Effect of mixing conditions on the morphology and performance of fiber-reinforced polyurethane foam
Why this work is in the frame
A frame that forgets how it found something cannot be audited. These are the routes that admitted this work.
Bibliographic record
Abstract
Polyol derived from soybean oil was used as a natural source preparation to create an environmentally friendly polyurethane foam. In order to stiffen these foams, wood fibers were added to provide reinforcement at low cost, while preserving the environmental friendly nature of the material. Mixing is a crucial step in the manufacture of reinforced foams and determines the fiber distribution and cell structure and hence the performance of the material.
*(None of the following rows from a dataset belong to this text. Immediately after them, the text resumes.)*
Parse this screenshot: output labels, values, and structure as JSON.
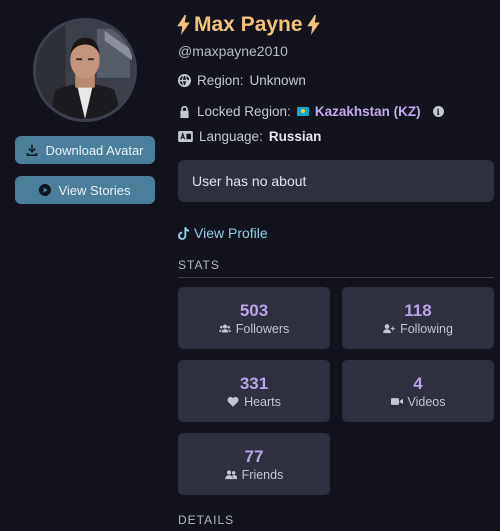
{
  "profile": {
    "display_name": "Max Payne",
    "handle": "@maxpayne2010",
    "region_label": "Region:",
    "region_value": "Unknown",
    "locked_region_label": "Locked Region:",
    "locked_region_value": "Kazakhstan (KZ)",
    "language_label": "Language:",
    "language_value": "Russian",
    "about": "User has no about",
    "view_profile": "View Profile"
  },
  "actions": {
    "download_avatar": "Download Avatar",
    "view_stories": "View Stories"
  },
  "sections": {
    "stats": "STATS",
    "details": "DETAILS"
  },
  "stats": [
    {
      "value": "503",
      "label": "Followers",
      "icon": "users-icon"
    },
    {
      "value": "118",
      "label": "Following",
      "icon": "user-plus-icon"
    },
    {
      "value": "331",
      "label": "Hearts",
      "icon": "heart-icon"
    },
    {
      "value": "4",
      "label": "Videos",
      "icon": "video-icon"
    },
    {
      "value": "77",
      "label": "Friends",
      "icon": "user-friends-icon"
    }
  ],
  "colors": {
    "background": "#12131c",
    "card": "#2e2f3f",
    "name_accent": "#f2c27a",
    "stat_number": "#b9a4e6",
    "region_accent": "#c3a9ee",
    "button": "#4a7f9b",
    "link": "#8fd0e6"
  }
}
In this study, the effect of stirring variables on the mechanical properties of polyurethane foams was investigated and foams made using hand mixing were compared to foams made with a mechanical stirrer. Cell morphologies of the reinforced foams were characterized using scanning electron microscopy, X-ray computed tomography, and 3D stereo microscopy. The mechanical performance of the reinforced foam was essentially independent of stirring time and mainly depended on the variation in stirring rate. For foams made with high fiber fractions using a mechanical stirrer, the fibers were not as effective in increasing the compressive strength and modulus as they were in foams prepared by hand stirring. This suggests that mechanical stirring causes damage to the fibers, particularly at high fiber content.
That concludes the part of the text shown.